LE BRAZ, Anatole (Croquis de Bretagne)

 

LE BRAZ, Anatole / BELTRAND, Tony, Croquis de Bretagne. Paris, Conard, 1902.

Rosporden : La Repasseuse de coiffes

« Le meilleur de la grâce, de la fraîcheur et du charme original des Bretonnes, au moins à les regarder par le dehors, est peut-être dans leur coiffe. La diversité de ces coiffes est, en quelque sorte, infinie. D'une région à l'autre, parfois même d'une paroisse à la paroisse limitrophe, le type change. Et s'il était besoin de chercher un signe manifeste et palpable de l'esprit, particularisme propre à la race, les innombrables différenciations de la coiffure féminine seraient pour le fournir. Chaque terroir conserve jalousement la sienne, non sans une nuance de mépris et presque d'hostilité pour celle du canton voisin. Le bonnet morlaisien, qui retombe en bourse sur la nuque, dévisage de haut le bonnet trégorrois dont le fond est plus aplati. Le départ entre deux variétés de coiffes est souvent difficile à faire pour un observateur, même attentif. Mais les initiés, eux, ne s'y trompent pas, et là où votre œil  croit apercevoir l'unité, leur expérience vous révèle vingt espèces dissemblables , caractérisée par le développement quelque fois imperceptible de tel ou tel organe, la longueur d'une « patte », l'envergure d'une aile, le simple retroussis d'un ruban. Il est in point cependant, par où toutes les coiffes bretonnes sont sœurs : et c'est qu'elles sont blanches, -blanche d'une blancheur un peu rigide, que l'empois teinte de sa note finement bleutée. Beaucoup sont d'une architecture si fragile que leur édifice s'effondrerait au moindre souffle, sans une savante distribution de cet empois qui le soutient et le consolide comme un ciment.

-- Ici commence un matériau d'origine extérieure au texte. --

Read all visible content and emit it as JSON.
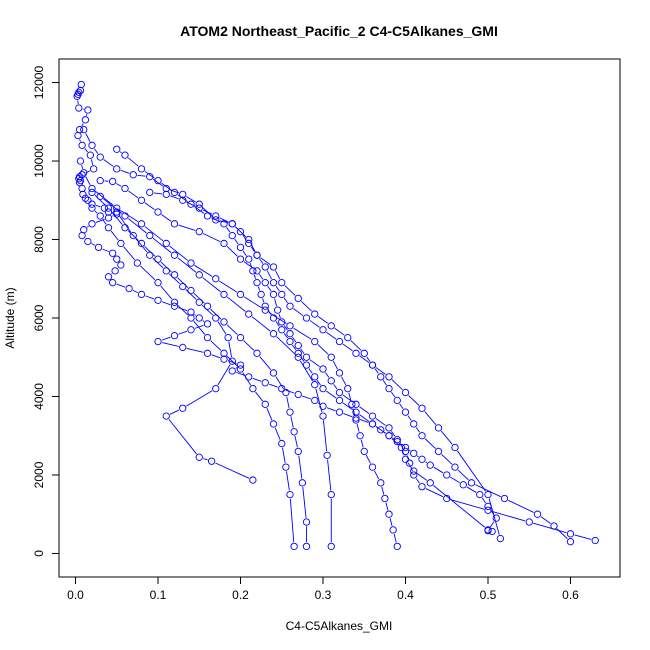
{
  "chart_data": {
    "type": "scatter",
    "title": "ATOM2 Northeast_Pacific_2 C4-C5Alkanes_GMI",
    "xlabel": "C4-C5Alkanes_GMI",
    "ylabel": "Altitude (m)",
    "xlim": [
      -0.02,
      0.66
    ],
    "ylim": [
      -600,
      12600
    ],
    "xticks": [
      0.0,
      0.1,
      0.2,
      0.3,
      0.4,
      0.5,
      0.6
    ],
    "xtick_labels": [
      "0.0",
      "0.1",
      "0.2",
      "0.3",
      "0.4",
      "0.5",
      "0.6"
    ],
    "yticks": [
      0,
      2000,
      4000,
      6000,
      8000,
      10000,
      12000
    ],
    "ytick_labels": [
      "0",
      "2000",
      "4000",
      "6000",
      "8000",
      "10000",
      "12000"
    ],
    "grid": false,
    "marker": "open-circle",
    "color": "#0000ff",
    "series": [
      {
        "x": [
          0.007,
          0.006,
          0.004,
          0.003,
          0.002,
          0.004,
          0.015,
          0.012,
          0.005,
          0.003,
          0.008,
          0.018,
          0.022,
          0.008,
          0.005,
          0.004,
          0.006,
          0.005,
          0.008,
          0.009,
          0.012,
          0.02,
          0.035,
          0.04,
          0.05,
          0.04,
          0.02,
          0.01,
          0.008,
          0.015,
          0.028,
          0.045,
          0.05,
          0.055,
          0.048,
          0.04,
          0.045,
          0.065,
          0.08,
          0.1,
          0.12,
          0.14,
          0.15,
          0.16,
          0.14,
          0.12,
          0.1,
          0.13,
          0.16,
          0.18,
          0.2,
          0.19,
          0.21,
          0.23,
          0.25,
          0.27,
          0.29,
          0.3,
          0.32,
          0.34,
          0.36,
          0.37,
          0.38,
          0.39,
          0.4,
          0.41,
          0.42,
          0.43,
          0.45,
          0.47,
          0.49,
          0.5,
          0.51,
          0.5
        ],
        "y": [
          11950,
          11800,
          11750,
          11700,
          11650,
          11350,
          11300,
          11050,
          10800,
          10650,
          10400,
          10150,
          9800,
          9650,
          9600,
          9550,
          9500,
          9450,
          9300,
          9150,
          9050,
          8900,
          8800,
          8700,
          8650,
          8550,
          8400,
          8250,
          8100,
          7950,
          7800,
          7650,
          7500,
          7350,
          7200,
          7050,
          6900,
          6750,
          6600,
          6450,
          6300,
          6150,
          6000,
          5850,
          5700,
          5550,
          5400,
          5250,
          5100,
          4950,
          4800,
          4650,
          4500,
          4350,
          4200,
          4050,
          3900,
          3750,
          3600,
          3450,
          3300,
          3150,
          3000,
          2850,
          2700,
          2550,
          2400,
          2250,
          2000,
          1750,
          1500,
          1200,
          900,
          580
        ]
      },
      {
        "x": [
          0.01,
          0.02,
          0.03,
          0.05,
          0.07,
          0.09,
          0.11,
          0.13,
          0.15,
          0.17,
          0.19,
          0.21,
          0.22,
          0.24,
          0.25,
          0.27,
          0.29,
          0.31,
          0.33,
          0.35,
          0.36,
          0.37,
          0.38,
          0.39,
          0.4,
          0.41,
          0.42,
          0.44,
          0.46,
          0.48,
          0.52,
          0.56,
          0.58,
          0.6
        ],
        "y": [
          10800,
          10400,
          10100,
          9800,
          9650,
          9600,
          9300,
          9150,
          8900,
          8500,
          8400,
          8000,
          7600,
          7300,
          6900,
          6500,
          6100,
          5800,
          5500,
          5100,
          4800,
          4500,
          4200,
          3900,
          3600,
          3300,
          3000,
          2600,
          2200,
          1800,
          1400,
          1000,
          700,
          300
        ]
      },
      {
        "x": [
          0.03,
          0.045,
          0.06,
          0.08,
          0.1,
          0.12,
          0.15,
          0.18,
          0.2,
          0.22,
          0.23,
          0.24,
          0.245,
          0.25,
          0.26,
          0.27,
          0.28,
          0.3,
          0.31,
          0.32,
          0.34,
          0.36,
          0.38,
          0.39,
          0.4,
          0.405,
          0.41,
          0.42,
          0.45,
          0.5,
          0.55,
          0.6,
          0.63
        ],
        "y": [
          9500,
          9480,
          9300,
          9000,
          8700,
          8400,
          8200,
          7900,
          7500,
          7200,
          6900,
          6600,
          6200,
          5900,
          5600,
          5300,
          5000,
          4700,
          4400,
          4100,
          3800,
          3500,
          3200,
          2900,
          2600,
          2300,
          2000,
          1700,
          1400,
          1100,
          800,
          500,
          330
        ]
      },
      {
        "x": [
          0.05,
          0.06,
          0.08,
          0.1,
          0.12,
          0.14,
          0.16,
          0.18,
          0.19,
          0.2,
          0.21,
          0.215,
          0.22,
          0.225,
          0.23,
          0.24,
          0.25,
          0.26,
          0.27,
          0.28,
          0.29,
          0.3,
          0.32,
          0.34,
          0.36,
          0.38,
          0.395,
          0.4,
          0.41,
          0.43,
          0.5,
          0.505
        ],
        "y": [
          10300,
          10150,
          9800,
          9500,
          9200,
          8900,
          8600,
          8400,
          8100,
          7800,
          7500,
          7200,
          6900,
          6600,
          6300,
          6000,
          5700,
          5400,
          5100,
          4800,
          4500,
          4200,
          3900,
          3600,
          3300,
          3000,
          2700,
          2400,
          2100,
          1800,
          600,
          560
        ]
      },
      {
        "x": [
          0.02,
          0.04,
          0.06,
          0.08,
          0.1,
          0.12,
          0.14,
          0.16,
          0.18,
          0.2,
          0.22,
          0.24,
          0.255,
          0.26,
          0.265,
          0.27,
          0.275,
          0.28,
          0.28
        ],
        "y": [
          9200,
          8800,
          8300,
          7900,
          7500,
          7100,
          6700,
          6300,
          5900,
          5500,
          5100,
          4600,
          4100,
          3600,
          3100,
          2600,
          1800,
          800,
          180
        ]
      },
      {
        "x": [
          0.05,
          0.07,
          0.09,
          0.11,
          0.13,
          0.15,
          0.17,
          0.185,
          0.19,
          0.17,
          0.13,
          0.11,
          0.15,
          0.165,
          0.215
        ],
        "y": [
          8700,
          8100,
          7600,
          7200,
          6800,
          6400,
          6000,
          5500,
          4900,
          4200,
          3700,
          3500,
          2450,
          2350,
          1870
        ]
      },
      {
        "x": [
          0.015,
          0.02,
          0.03,
          0.04,
          0.055,
          0.075,
          0.1,
          0.12,
          0.14,
          0.16,
          0.18,
          0.2,
          0.215,
          0.23,
          0.24,
          0.25,
          0.255,
          0.26,
          0.265
        ],
        "y": [
          9000,
          8800,
          8600,
          8300,
          7900,
          7400,
          6900,
          6400,
          6000,
          5500,
          5100,
          4700,
          4200,
          3800,
          3300,
          2800,
          2200,
          1500,
          180
        ]
      },
      {
        "x": [
          0.006,
          0.01,
          0.02,
          0.05,
          0.08,
          0.11,
          0.14,
          0.17,
          0.2,
          0.23,
          0.26,
          0.29,
          0.31,
          0.32,
          0.33,
          0.335,
          0.34,
          0.345,
          0.35,
          0.36,
          0.37,
          0.375,
          0.38,
          0.385,
          0.39
        ],
        "y": [
          10000,
          9700,
          9300,
          8800,
          8400,
          7900,
          7400,
          7000,
          6600,
          6200,
          5800,
          5400,
          5000,
          4600,
          4200,
          3800,
          3400,
          3000,
          2600,
          2200,
          1800,
          1400,
          1000,
          600,
          180
        ]
      },
      {
        "x": [
          0.03,
          0.06,
          0.09,
          0.12,
          0.15,
          0.18,
          0.21,
          0.24,
          0.27,
          0.29,
          0.3,
          0.305,
          0.31,
          0.31
        ],
        "y": [
          9100,
          8600,
          8100,
          7600,
          7100,
          6600,
          6100,
          5600,
          5000,
          4300,
          3500,
          2500,
          1500,
          180
        ]
      },
      {
        "x": [
          0.09,
          0.11,
          0.13,
          0.15,
          0.17,
          0.19,
          0.2,
          0.21,
          0.22,
          0.23,
          0.24,
          0.25,
          0.26,
          0.28,
          0.3,
          0.32,
          0.34,
          0.36,
          0.38,
          0.4,
          0.42,
          0.44,
          0.46,
          0.5,
          0.515
        ],
        "y": [
          9200,
          9150,
          9000,
          8800,
          8600,
          8400,
          8200,
          7900,
          7600,
          7300,
          6900,
          6600,
          6300,
          6000,
          5700,
          5400,
          5100,
          4800,
          4500,
          4100,
          3700,
          3200,
          2700,
          1500,
          380
        ]
      }
    ]
  }
}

Aussi l'humble industrie du repassage s'élève-t-elle, en plus d'une campagne bretonne, à la hauteur d'un art et presque d'un sacerdoce. Longez l'unique rue de la grosse bourgade finistérienne de Rosporden. Parmi le monotone défilé des auberges et des boutiques, voici s'offrir une devanture qui semble rayonner de la clarté et de la joie sur tout le gris d'alentour. C'est l'atelier de la repasseuse en vogue, - une officine de blancheurs immaculées. Là se tuyaute à la paille les larges cols évasés en calices, là prennent ces échafaudages compliqués, d'une si élégance sveltesse aérienne, qui, demain, se balanceront au rythme de la marche comme ce navire de la chanson dont « les voiles étaient de dentelle ». Même expatriée, la Rospordinoise continue de faire blanchir ses coiffes chez la repasseuse de son pays. Et, si un jour vient où elle y manque, c'est qu'elle a dépouillé sa coiffure, et, avec elle, son âme d'antan. »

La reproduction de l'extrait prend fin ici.